Sherry


E’ morto Sherry Rowland, 84 anni, che era andato da ogni membro del Congresso ad “attaccargli un bottone” sui rischi dei clorofluorocarburi (CFC). Il primo “grassroot movement” siamo stati noi due, diceva sua moglie Joan, metà svedese e alta quasi come lui, che lo accompagnava e gli prestava man forte.

Finché impressionato o dal ragionamento o dalla tenacia o dalla stazza degli interlocutori (lui aveva un passato da quarterback – mi sembra – di baseball, e dopo la Navy anche da semi-pro in Canada, risultato: parecchie fratture, dal 2006 camminava con un bastone) l’eletto prometteva di aiutarlo a richiudere il buco dell’ozono.

I soliti “scettici” prezzolati hanno fabbricato la solita controversia attorno alle sue ricerche alla UC Irvine con Mario Molina – che aveva una green card, ufficialmente non era del grassroot movement.

Gli argomenti erano sempre gli stessi, scienziati noti che dubitano, figuriamoci se le bombolette spray potevano danneggiare lo strato d’ozono, e anche se lo danneggiavano i raggi UV abbronzano quindi fanno solo bene; quei due erano contro i valori americani, volevano colpevolizzare le donne che usavano la lacca per i capelli ecc.

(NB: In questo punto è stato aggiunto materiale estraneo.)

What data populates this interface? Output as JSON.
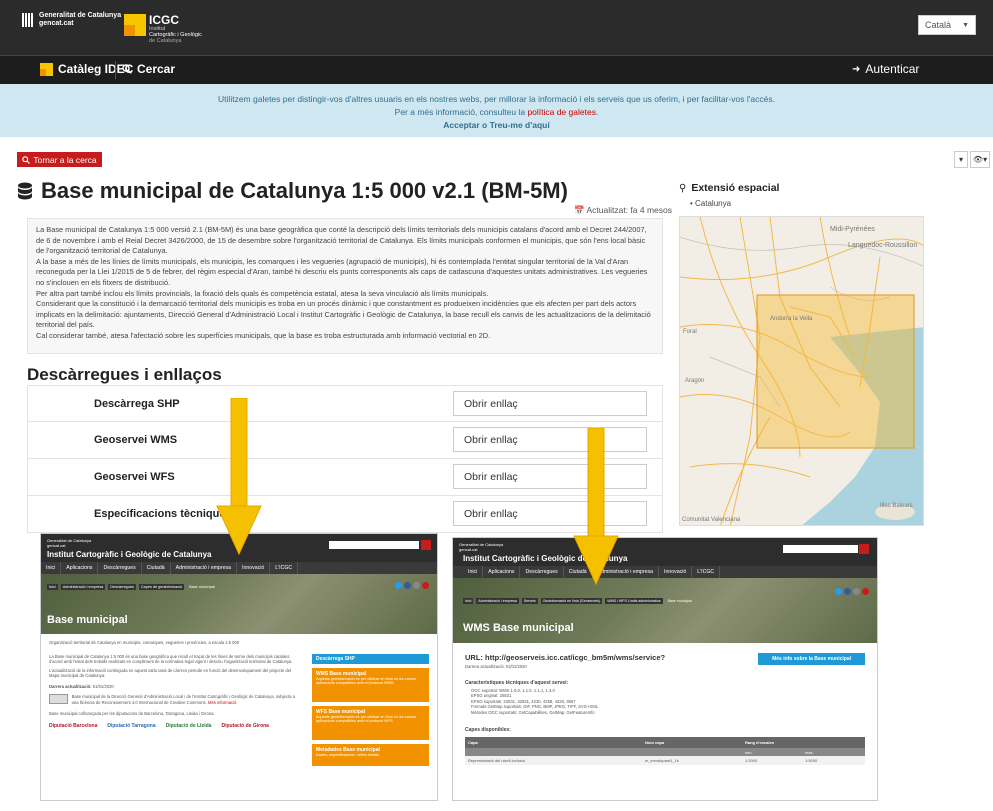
{
  "header": {
    "gencat_line1": "Generalitat de Catalunya",
    "gencat_line2": "gencat.cat",
    "icgc_logo": "ICGC",
    "icgc_sub1": "Institut",
    "icgc_sub2": "Cartogràfic i Geològic",
    "icgc_sub3": "de Catalunya",
    "language": "Català"
  },
  "nav": {
    "catalog": "Catàleg IDEC",
    "search": "Cercar",
    "login": "Autenticar"
  },
  "cookie": {
    "line1": "Utilitzem galetes per distingir-vos d'altres usuaris en els nostres webs, per millorar la informació i els serveis que us oferim, i per facilitar-vos l'accés.",
    "line2_prefix": "Per a més informació, consulteu la",
    "line2_link": "política de galetes",
    "line2_suffix": ".",
    "accept": "Acceptar",
    "or": "o",
    "remove": "Treu-me d'aquí"
  },
  "back": "Tornar a la cerca",
  "title": "Base municipal de Catalunya 1:5 000 v2.1 (BM-5M)",
  "updated": "Actualitzat: fa 4 mesos",
  "description": [
    "La Base municipal de Catalunya 1:5 000 versió 2.1 (BM-5M) és una base geogràfica que conté la descripció dels límits territorials dels municipis catalans d'acord amb el Decret 244/2007, de 6 de novembre i amb el Reial Decret 3426/2000, de 15 de desembre sobre l'organització territorial de Catalunya. Els límits municipals conformen el municipis, que són l'ens local bàsic de l'organització territorial de Catalunya.",
    "A la base a més de les línies de límits municipals, els municipis, les comarques i les vegueries (agrupació de municipis), hi és contemplada l'entitat singular territorial de la Val d'Aran reconeguda per la Llei 1/2015 de 5 de febrer, del règim especial d'Aran, també hi descriu els punts corresponents als caps de cadascuna d'aquestes unitats administratives. Les vegueries no s'inclouen en els fitxers de distribució.",
    "Per altra part també inclou els límits provincials, la fixació dels quals és competència estatal, atesa la seva vinculació als límits municipals.",
    "Considerant que la constitució i la demarcació territorial dels municipis es troba en un procés dinàmic i que constantment es produeixen incidències que els afecten per part dels actors implicats en la delimitació: ajuntaments, Direcció General d'Administració Local i Institut Cartogràfic i Geològic de Catalunya, la base recull els canvis de les actualitzacions de la delimitació territorial del país.",
    "Cal considerar també, atesa l'afectació sobre les superfícies municipals, que la base es troba estructurada amb informació vectorial en 2D."
  ],
  "downloads": {
    "title": "Descàrregues i enllaços",
    "rows": [
      {
        "label": "Descàrrega SHP",
        "button": "Obrir enllaç"
      },
      {
        "label": "Geoservei WMS",
        "button": "Obrir enllaç"
      },
      {
        "label": "Geoservei WFS",
        "button": "Obrir enllaç"
      },
      {
        "label": "Especificacions tècniques",
        "button": "Obrir enllaç"
      }
    ]
  },
  "extent": {
    "title": "Extensió espacial",
    "item": "Catalunya",
    "map_labels": [
      "Midi-Pyrénées",
      "Languedoc-Roussillon",
      "Foral",
      "Andorra la Vella",
      "Aragón",
      "Comunitat Valenciana",
      "Illes Balears"
    ]
  },
  "shot1": {
    "brand1": "Generalitat de Catalunya",
    "brand2": "gencat.cat",
    "site": "Institut Cartogràfic i Geològic de Catalunya",
    "nav": [
      "Inici",
      "Aplicacions",
      "Descàrregues",
      "Ciutadà",
      "Administració i empresa",
      "Innovació",
      "L'ICGC"
    ],
    "crumbs": [
      "Inici",
      "Administració i empresa",
      "Descàrregues",
      "Capes de geoinformació",
      "Base municipal"
    ],
    "hero": "Base municipal",
    "intro": "Organització territorial de Catalunya en municipis, comarques, vegueries i províncies, a escala 1:5 000",
    "p1": "La Base municipal de Catalunya 1:5 000 és una base geogràfica que recull el traçat de les línies de terme dels municipis catalans d'acord amb l'estat dels treballs realitzats en compliment de la normativa legal vigent i descriu l'organització territorial de Catalunya.",
    "p2": "L'actualització de la informació continguda en aquest atzlu tanà de càrrecs periode en funció del desenvolupament del projecte del Mapa municipal de Catalunya.",
    "last_label": "Darrera actualització:",
    "last_date": "01/01/2020",
    "license": "Base municipal de la Direcció General d'Administració Local i de l'Institut Cartogràfic i Geològic de Catalunya, subjecta a una llicència de Reconeixement 4.0 Internacional de Creative Commons.",
    "more": "Més informació",
    "cofund": "Base municipal cofinançada per les diputacions de Barcelona, Tarragona, Lleida i Girona.",
    "side": [
      {
        "title": "Descàrrega SHP",
        "text": ""
      },
      {
        "title": "WMS Base municipal",
        "text": "Aquests geoinformació és per utilitzar en línia en les xarxes aplicacions compatibles amb el protocol WMS."
      },
      {
        "title": "WFS Base municipal",
        "text": "Aquests geoinformació és per utilitzar en línia en les xarxes aplicacions compatibles amb el protocol WFS."
      },
      {
        "title": "Metadades Base municipal",
        "text": "Dades, especificacions i altres detalls"
      }
    ],
    "logos": [
      "Diputació Barcelona",
      "Diputació Tarragona",
      "Diputació de Lleida",
      "Diputació de Girona"
    ]
  },
  "shot2": {
    "hero": "WMS Base municipal",
    "crumbs": [
      "Inici",
      "Administració i empresa",
      "Serveis",
      "Geoinformació en línia (Geoserveis)",
      "WMS i WFS Límits administratius",
      "Base municipal"
    ],
    "url": "URL: http://geoserveis.icc.cat/icgc_bm5m/wms/service?",
    "last": "Darrera actualització: 01/01/2020",
    "more_btn": "Més info sobre la Base municipal",
    "tech_title": "Característiques tècniques d'aquest servei:",
    "tech": [
      "OGC suportat: WMS 1.0.0, 1.1.0, 1.1.1, 1.3.0",
      "EPSG original: 25831",
      "EPSG suportats: 23031, 32631, 4230, 4258, 4326, 3857",
      "Formats GetMap suportats: GIF, PNG, BMP, JPEG, TIFF, SVG+XML",
      "Mètodes OGC suportats: GetCapabilities, GetMap, GetFeatureInfo"
    ],
    "layers_title": "Capes disponibles:",
    "cols": [
      "Capa",
      "Nom capa",
      "Rang d'escales"
    ],
    "subcols": [
      "min.",
      "màx."
    ],
    "row": [
      "Representació del nivell inclusiu",
      "m_envolupant1_1k",
      "1:2000",
      "1:5000"
    ]
  }
}
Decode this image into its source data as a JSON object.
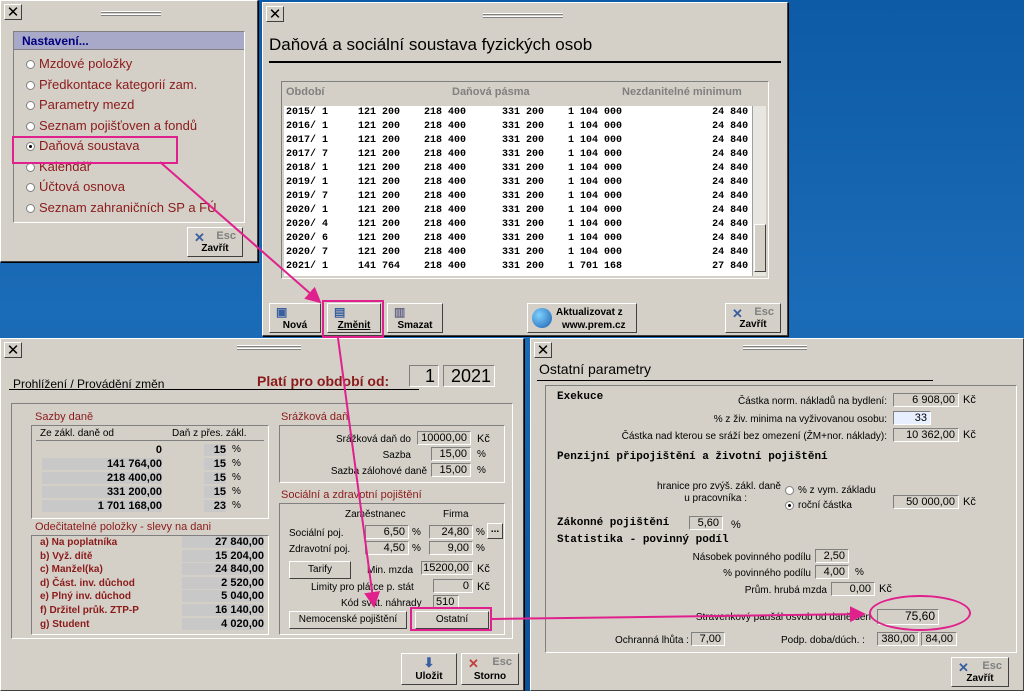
{
  "menu_window": {
    "close_glyph": "✕",
    "title": "Nastavení...",
    "items": [
      {
        "label": "Mzdové položky",
        "selected": false
      },
      {
        "label": "Předkontace kategorií zam.",
        "selected": false
      },
      {
        "label": "Parametry mezd",
        "selected": false
      },
      {
        "label": "Seznam pojišťoven a fondů",
        "selected": false
      },
      {
        "label": "Daňová soustava",
        "selected": true
      },
      {
        "label": "Kalendář",
        "selected": false
      },
      {
        "label": "Účtová osnova",
        "selected": false
      },
      {
        "label": "Seznam zahraničních SP a FÚ",
        "selected": false
      }
    ],
    "close_button": {
      "esc": "Esc",
      "label": "Zavřít"
    }
  },
  "tax_window": {
    "title": "Daňová a sociální soustava fyzických osob",
    "headers": {
      "period": "Období",
      "bands": "Daňová pásma",
      "minimum": "Nezdanitelné minimum"
    },
    "rows": [
      "2015/ 1     121 200    218 400      331 200    1 104 000               24 840",
      "2016/ 1     121 200    218 400      331 200    1 104 000               24 840",
      "2017/ 1     121 200    218 400      331 200    1 104 000               24 840",
      "2017/ 7     121 200    218 400      331 200    1 104 000               24 840",
      "2018/ 1     121 200    218 400      331 200    1 104 000               24 840",
      "2019/ 1     121 200    218 400      331 200    1 104 000               24 840",
      "2019/ 7     121 200    218 400      331 200    1 104 000               24 840",
      "2020/ 1     121 200    218 400      331 200    1 104 000               24 840",
      "2020/ 4     121 200    218 400      331 200    1 104 000               24 840",
      "2020/ 6     121 200    218 400      331 200    1 104 000               24 840",
      "2020/ 7     121 200    218 400      331 200    1 104 000               24 840",
      "2021/ 1     141 764    218 400      331 200    1 701 168               27 840"
    ],
    "buttons": {
      "new": "Nová",
      "change": "Změnit",
      "delete": "Smazat",
      "update_line1": "Aktualizovat z",
      "update_line2": "www.prem.cz",
      "esc": "Esc",
      "close": "Zavřít"
    }
  },
  "edit_window": {
    "title": "Prohlížení / Provádění změn",
    "valid_label": "Platí pro období od:",
    "valid_month": "1",
    "valid_year": "2021",
    "tax_rates": {
      "title": "Sazby daně",
      "col_from": "Ze zákl. daně od",
      "col_rate": "Daň z přes. zákl.",
      "rows": [
        {
          "from": "0",
          "rate": "15"
        },
        {
          "from": "141 764,00",
          "rate": "15"
        },
        {
          "from": "218 400,00",
          "rate": "15"
        },
        {
          "from": "331 200,00",
          "rate": "15"
        },
        {
          "from": "1 701 168,00",
          "rate": "23"
        }
      ],
      "pct": "%"
    },
    "deductions": {
      "title": "Odečitatelné položky - slevy na dani",
      "rows": [
        {
          "label": "a) Na poplatníka",
          "value": "27 840,00"
        },
        {
          "label": "b) Vyž. dítě",
          "value": "15 204,00"
        },
        {
          "label": "c) Manžel(ka)",
          "value": "24 840,00"
        },
        {
          "label": "d) Část. inv. důchod",
          "value": "2 520,00"
        },
        {
          "label": "e) Plný inv. důchod",
          "value": "5 040,00"
        },
        {
          "label": "f) Držitel průk. ZTP-P",
          "value": "16 140,00"
        },
        {
          "label": "g) Student",
          "value": "4 020,00"
        }
      ]
    },
    "withholding": {
      "title": "Srážková daň",
      "limit_label": "Srážková daň do",
      "limit_value": "10000,00",
      "limit_unit": "Kč",
      "rate_label": "Sazba",
      "rate_value": "15,00",
      "advance_label": "Sazba zálohové daně",
      "advance_value": "15,00",
      "pct": "%"
    },
    "insurance": {
      "title": "Sociální a zdravotní pojištění",
      "col_employee": "Zaměstnanec",
      "col_company": "Firma",
      "social_label": "Sociální poj.",
      "social_employee": "6,50",
      "social_company": "24,80",
      "health_label": "Zdravotní poj.",
      "health_employee": "4,50",
      "health_company": "9,00",
      "pct": "%",
      "more": "...",
      "tariffs": "Tarify",
      "min_wage_label": "Min. mzda",
      "min_wage_value": "15200,00",
      "unit": "Kč",
      "limits_label": "Limity pro plátce p. stát",
      "limits_value": "0",
      "holiday_label": "Kód svát. náhrady",
      "holiday_value": "510",
      "sickness_button": "Nemocenské pojištění",
      "other_button": "Ostatní"
    },
    "save": "Uložit",
    "esc": "Esc",
    "cancel": "Storno"
  },
  "other_window": {
    "title": "Ostatní parametry",
    "expenses_section": "Exekuce",
    "housing_label": "Částka norm. nákladů na bydlení:",
    "housing_value": "6 908,00",
    "unit": "Kč",
    "minimum_label": "% z živ. minima na vyživovanou osobu:",
    "minimum_value": "33",
    "unseized_label": "Částka nad kterou se sráží bez omezení (ŽM+nor. náklady):",
    "unseized_value": "10 362,00",
    "pension_section": "Penzijní připojištění a životní pojištění",
    "limit_label1": "hranice pro zvýš. zákl. daně",
    "limit_label2": "u pracovníka :",
    "opt_percent": "% z vym. základu",
    "opt_annual": "roční částka",
    "limit_value": "50 000,00",
    "statutory_label": "Zákonné pojištění",
    "statutory_value": "5,60",
    "pct": "%",
    "stats_section": "Statistika - povinný podíl",
    "multiple_label": "Násobek povinného podílu",
    "multiple_value": "2,50",
    "share_label": "% povinného podílu",
    "share_value": "4,00",
    "avg_wage_label": "Prům. hrubá mzda",
    "avg_wage_value": "0,00",
    "meal_label": "Stravenkový paušál osvob od daně/den",
    "meal_value": "75,60",
    "protect_label": "Ochranná lhůta :",
    "protect_value": "7,00",
    "support_label": "Podp. doba/dúch. :",
    "support_value1": "380,00",
    "support_value2": "84,00",
    "esc": "Esc",
    "close": "Zavřít"
  },
  "colors": {
    "accent": "#e0208c",
    "section_red": "#8b1a1a",
    "menu_title_blue": "#00007f",
    "desktop": "#1b6cb8"
  }
}
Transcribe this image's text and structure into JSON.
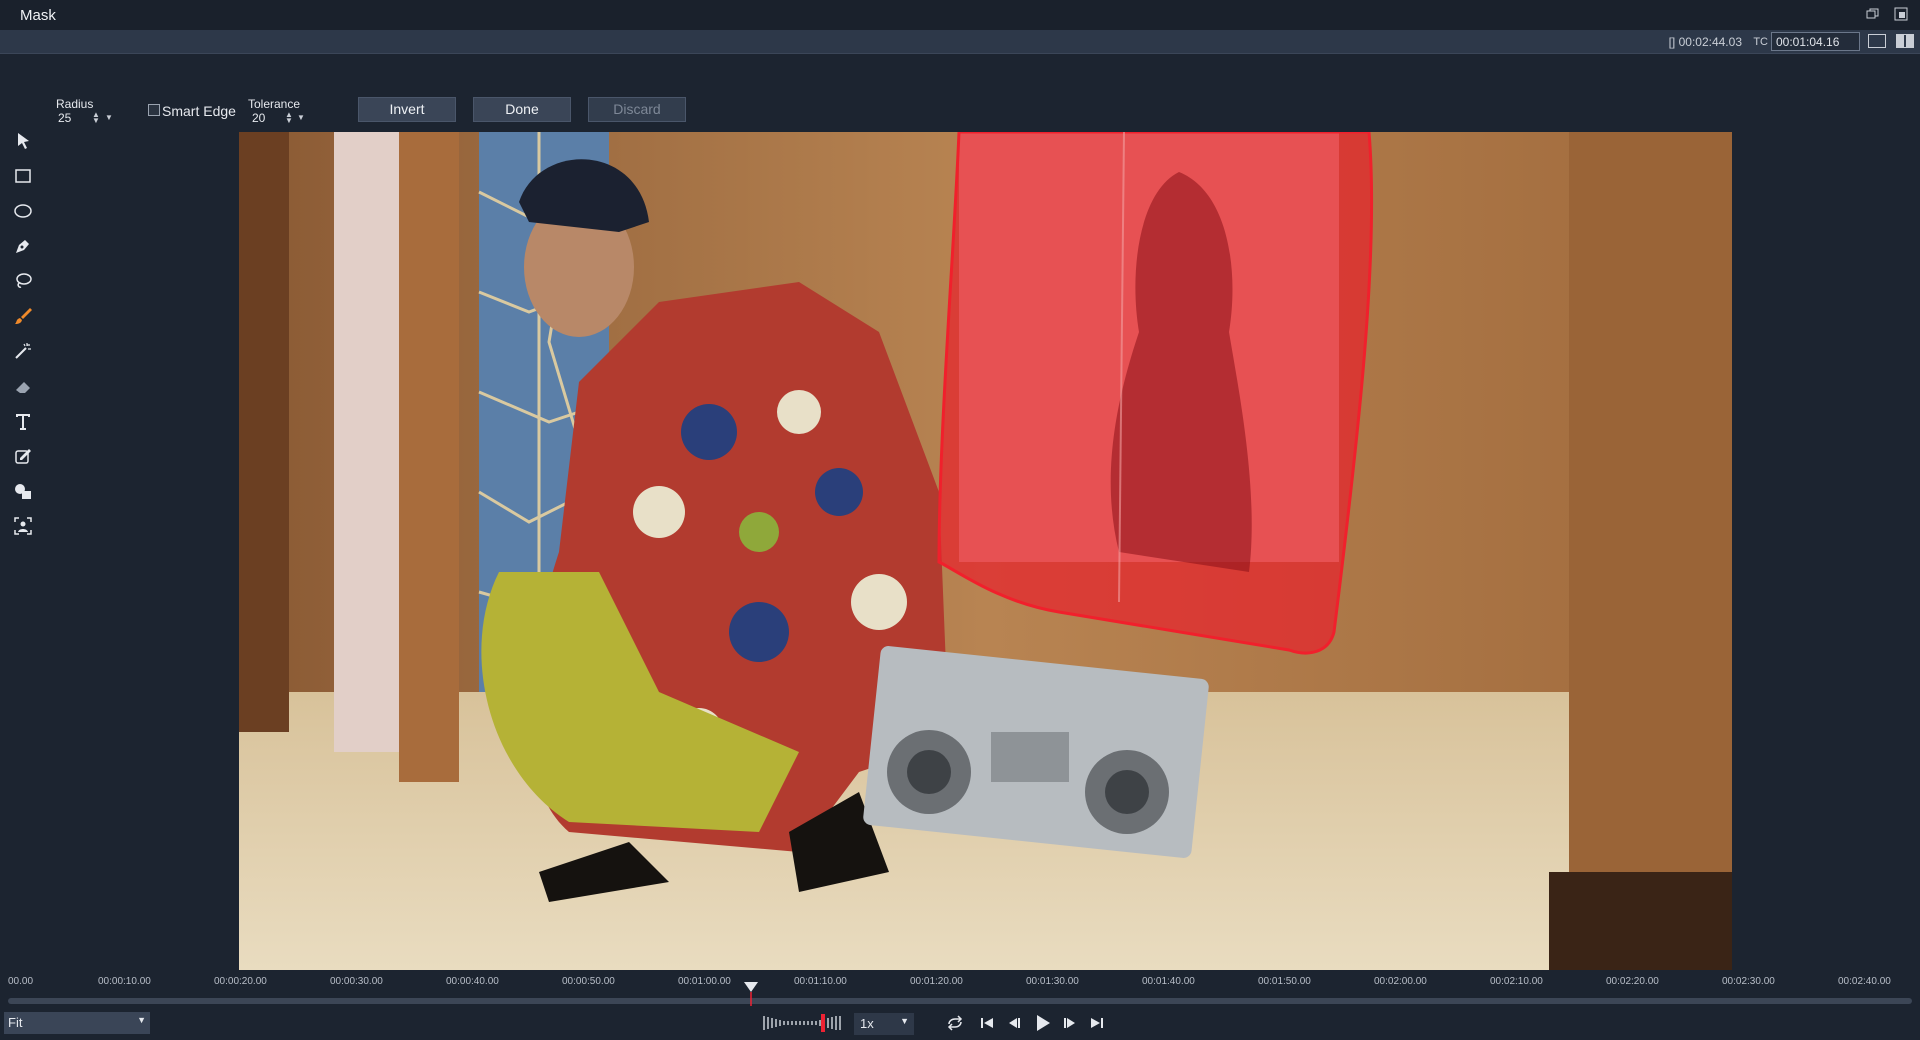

Nel giro di un paio d’anni,  il “consenso” degli scienziati c’era, ma  la campagna è andata avanti anche dopo la scoperta del buco nell’ozono sopra l’Antartide nel 1984, fino al protocollo di Montréal.

Entrambi erano chimici più sul versante fisica, si erano messi a seguire l’evoluzione dei CFC in atmosfera quasi per caso. “A parte Mario, non ci aveva pensato nessuno, non c’era niente in biblioteca, il campo era sgombro, we’re self-made atmospheric chemists”.

A difesa di alcuni dirigenti della DuPont che all’inizio finanziava le ricerche, gli hanno “lasciato usare il loro Rolodex”.  (Non so se in senso letterale o figurato.)

Sherwood, “call me Sherry”. E Joan: “Like Clinton’s bimbo” che però aveva una s finale.

Rif.  Real Climate anche per i link ad altre testimonianze (grazie Paolo C).